Вот тогда, наверное, он и перестал быть мной. Он выдернул лист из машинки, скомкал, бросил на пол – и ушел. И больше не приходил по вечерам в уютную аудиторию, глядящую окнами на дубовую аллею.
Поэтому его не прорабатывали на том факультетском собрании. Он уже не подходил под категорию «примкнувшего к ним». Кафедра продолжала ему светить. Потом перестала – выпив с какими-то мужиками в известной всему городу забегаловке «Сатурн» в горсаду, он явился в общежитие, набил морду Генычу, грубо обошелся с прибежавшим утихомиривать его председателем совета общежития – и вылетел из университета. С этим у нас было строго.

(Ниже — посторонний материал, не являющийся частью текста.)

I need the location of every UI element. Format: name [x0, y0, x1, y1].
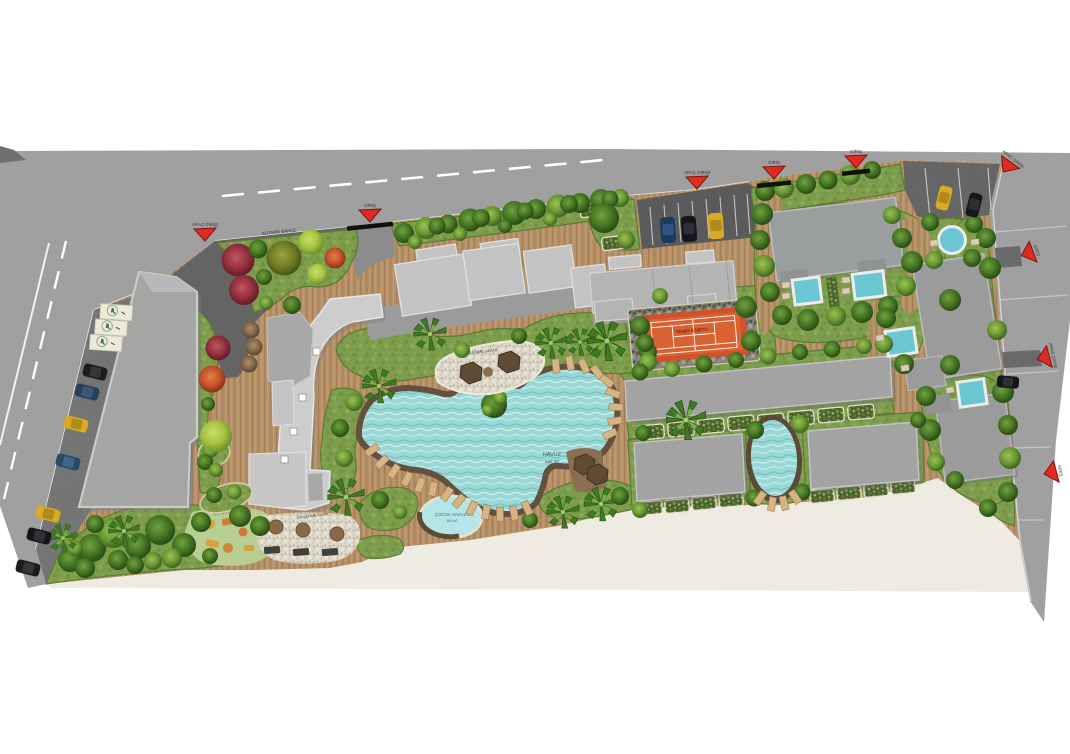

Стихи он писать не бросил, тем более, времени для этого было у него теперь предостаточно – работа ночным сторожем на фабрике давала простор для творчества. Потом он даже устроился на полставки в областную молодежную газету, продолжал сторожевать и с надеждой смотрел в будущее, не оглядываясь на прошлое. Женился на бывшей однокурснице, на которой давно хотел жениться, потому что любил ее и думал, что она тоже любит его – и уехал жить к ее родителям в другой город. Со своим незаконченным высшим он определился воспитателем в психбольницу, сутки возился с угрюмыми закомплексованными подростками, двое суток сидел дома, писал, пытаясь выразить условными значками, придуманными людьми, мысли, которые взбудораженными табунами метались в его голове. Мысли не желали поддаваться, упирались, шарахались, уворачиваясь от словесных арканов, били копытами, свирепо сверкали глазами из-под разлохмаченных грив – и слова получались бледными, неуклюжими, как ношеная-переношеная обувь, как отражение в пыльном зеркале, как самый нижний отпечатанный под копирку лист. Они – мысли и слова – словно находились в совершенно разных, нигде не соприкасающихся мирах.
Устав от борьбы за вталкивание диких табунов-мыслей в стойла-слова, он решил прибегнуть к старому как мир средству – благо приятелей среди врачей и санитаров «психушки» у него хватало и со спиртом проблем не было.